Now at last there is a plan: from 15 February, arrivals to the UK from a “red list” of high-risk countries will be quarantined in hotels. But it is hard to argue that the policy – in particular, its timing – is solely based on science and data. The announcement was made some weeks after new variants coming from other countries had been identified, and after airport quarantine had been in place for months in places like New Zealand and Australia.
Instead, the decision seems to have been made at least in part as a result of political pressure – from the opposition, from members of the Tory party, and from the public. That’s a problem – and it’s become a theme. Too many of the government’s decisions – when to lock down, when to close and reopen schools, whether or not to cancel Christmas – seem to be driven not by the data but by opinion poll. Asked why the UK’s early approach to the pandemic was so different from other countries in Europe, which ended up with lower death rates and fewer ongoing restrictions, Boris Johnson’s response was that Britain was a “freedom-loving country”. “It is very difficult to ask the British population uniformly to obey guidelines in the way that is necessary,” he said, absolving himself of responsibility. Britons simply didn’t want to lock down, so how in good conscience could a prime minister make them?
[See also: Why long-term Covid could mean long-term Conservative rule]
Schools were opened, then closed, then opened (at one point for the span of a single day), based not just on viral dynamics but on the reactions of the public. And as Covid-19 cases rose sharply before Christmas and scientists urged him to reconsider, Johnson kept one eye on the opinion polls. “We don’t want to ban Christmas” he said at a press conference. “I think that would be against the instincts of many people in this country”.
Do the festive instincts of voters really matter when it comes to making life or death decisions on their behalf? Apparently so. Revealingly, it was reported in May that a large operation in Downing Street was devoted to tracking public mood, with aides receiving “near-daily updates” gathered from focus group research on what people thought of the government, and its approach to the pandemic. But governing-by-focus-group came at a cost. Not only did it lead the government to make bad decisions – it failed even to boost their approval ratings. The more Johnson dithered and changed his mind to please them, the less people liked him. During a summer of U-turns, his personal ratings fell and fell – whereas in April, at the height of the lockdown, his popularity was soaring. People may not have liked the draconian new rules, but it turned out that the UK’s freedom-loving public liked the Prime Minister for making them – it read as firm government.
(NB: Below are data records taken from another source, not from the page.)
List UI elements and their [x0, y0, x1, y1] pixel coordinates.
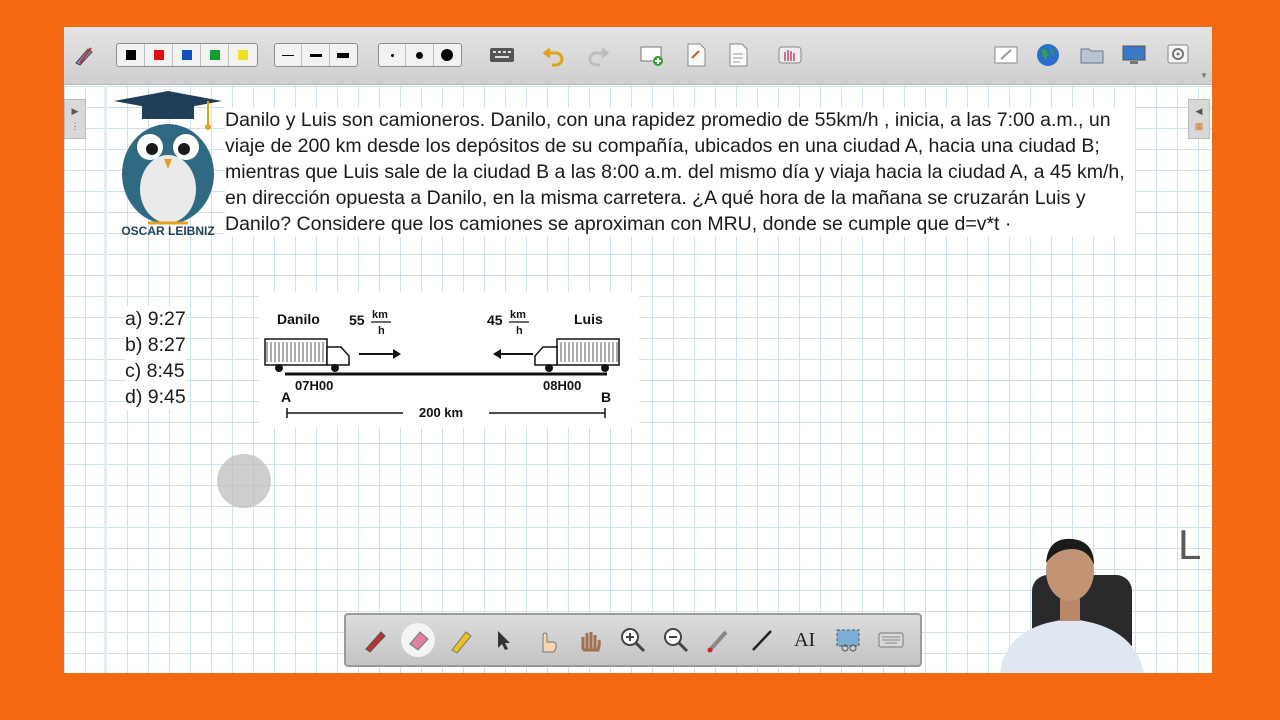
- driver-right-label: Luis: [574, 311, 603, 327]
- point-small[interactable]: [379, 44, 407, 66]
- color-yellow[interactable]: [229, 44, 257, 66]
- pen-icon[interactable]: [358, 623, 392, 657]
- keyboard-icon[interactable]: [874, 623, 908, 657]
- line-thick[interactable]: [330, 44, 357, 66]
- new-page-icon[interactable]: [638, 41, 666, 69]
- page-copy-icon[interactable]: [724, 41, 752, 69]
- left-start-time: 07H00: [295, 378, 333, 393]
- palette-icon: ▦: [1194, 121, 1204, 131]
- whiteboard-icon[interactable]: [992, 41, 1020, 69]
- driver-left-label: Danilo: [277, 311, 320, 327]
- cursor-spotlight: [217, 454, 271, 508]
- color-black[interactable]: [117, 44, 145, 66]
- option-b: b) 8:27: [125, 334, 186, 356]
- city-b-label: B: [601, 389, 611, 405]
- line-width-group: [274, 43, 358, 67]
- city-a-label: A: [281, 389, 291, 405]
- speed-right-unit-den: h: [516, 325, 523, 337]
- line-icon[interactable]: [745, 623, 779, 657]
- color-green[interactable]: [201, 44, 229, 66]
- globe-icon[interactable]: [1034, 41, 1062, 69]
- chevron-left-icon: ◀: [1195, 106, 1203, 116]
- truck-left-icon: [264, 338, 350, 372]
- point-large[interactable]: [434, 44, 461, 66]
- settings-icon[interactable]: [1164, 41, 1192, 69]
- zoom-out-icon[interactable]: [659, 623, 693, 657]
- select-arrow-icon[interactable]: [487, 623, 521, 657]
- presenter-webcam: [996, 527, 1146, 673]
- line-medium[interactable]: [302, 44, 330, 66]
- speed-left-value: 55: [349, 312, 365, 328]
- speed-left-unit-den: h: [378, 325, 385, 337]
- arrow-right-icon: [359, 349, 401, 359]
- trucks-diagram: Danilo 55 km h 45 km h Luis 07H00 08H00 …: [259, 292, 639, 427]
- logo-name: OSCAR LEIBNIZ: [121, 224, 214, 238]
- line-thin[interactable]: [275, 44, 303, 66]
- bottom-toolbar: AI: [344, 613, 922, 667]
- edge-glyph-l: L: [1178, 521, 1202, 568]
- zoom-in-icon[interactable]: [616, 623, 650, 657]
- left-panel-tab[interactable]: ▶ ⋮: [64, 99, 86, 139]
- pen-settings-icon[interactable]: [70, 41, 98, 69]
- color-red[interactable]: [145, 44, 173, 66]
- option-c: c) 8:45: [125, 360, 185, 382]
- laser-pen-icon[interactable]: [702, 623, 736, 657]
- text-tool-icon[interactable]: AI: [788, 623, 822, 657]
- pointer-hand-icon[interactable]: [530, 623, 564, 657]
- speed-right-unit-num: km: [510, 309, 526, 321]
- toolbar-expand-icon[interactable]: ▼: [1200, 71, 1208, 80]
- question-text: Danilo y Luis son camioneros. Danilo, co…: [225, 107, 1135, 237]
- screen-capture-icon[interactable]: [831, 623, 865, 657]
- redo-icon[interactable]: [584, 41, 612, 69]
- hand-eraser-icon[interactable]: [776, 41, 804, 69]
- screen-icon[interactable]: [1120, 41, 1148, 69]
- keyboard-icon[interactable]: [488, 41, 516, 69]
- option-a: a) 9:27: [125, 308, 186, 330]
- color-blue[interactable]: [173, 44, 201, 66]
- margin-line: [104, 86, 107, 673]
- whiteboard-window: ▼ ▶ ⋮ ◀ ▦ OSCAR LEIBNIZ Danilo y Luis so…: [64, 27, 1212, 673]
- undo-icon[interactable]: [540, 41, 568, 69]
- folder-icon[interactable]: [1078, 41, 1106, 69]
- top-toolbar: ▼: [64, 27, 1212, 85]
- distance-label: 200 km: [419, 405, 463, 420]
- menu-dots-icon: ⋮: [70, 121, 80, 131]
- oscar-leibniz-logo: OSCAR LEIBNIZ: [108, 89, 228, 239]
- option-d: d) 9:45: [125, 386, 186, 408]
- page-icon[interactable]: [682, 41, 710, 69]
- pan-hand-icon[interactable]: [573, 623, 607, 657]
- speed-left-unit-num: km: [372, 309, 388, 321]
- speed-right-value: 45: [487, 312, 503, 328]
- eraser-icon[interactable]: [401, 623, 436, 657]
- arrow-left-icon: [493, 349, 533, 359]
- answer-options: a) 9:27 b) 8:27 c) 8:45 d) 9:45: [125, 306, 186, 410]
- point-medium[interactable]: [406, 44, 434, 66]
- right-panel-tab[interactable]: ◀ ▦: [1188, 99, 1210, 139]
- color-palette: [116, 43, 258, 67]
- truck-right-icon: [534, 338, 620, 372]
- highlighter-icon[interactable]: [444, 623, 478, 657]
- point-size-group: [378, 43, 462, 67]
- chevron-right-icon: ▶: [71, 106, 79, 116]
- right-start-time: 08H00: [543, 378, 581, 393]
[See also: “Be honest about how bad things are for our kids”: Katharine Birbalsingh on why schools need to reopen – now]
This is what our leaders are yet quite to grasp. In a pandemic, voters want to be governed differently. In normal times, we want choice, freedom, for our leaders to listen to what we want and (ideally) give it to us. But when decisions cost thousands of lives, that influence makes us uneasy. We may chafe at the restrictions, but we don’t like the idea that if we grumble too loudly they might be removed. Home schooling is a drag, but that doesn’t mean we want kids to be packed off back to classrooms if it isn’t safe. After all, what do we know? What if we get it wrong? Can’t the experts make those decisions for us?
In a real emergency, we don’t in fact want what we want. We want to trust our leaders to do what works, not just what’s popular.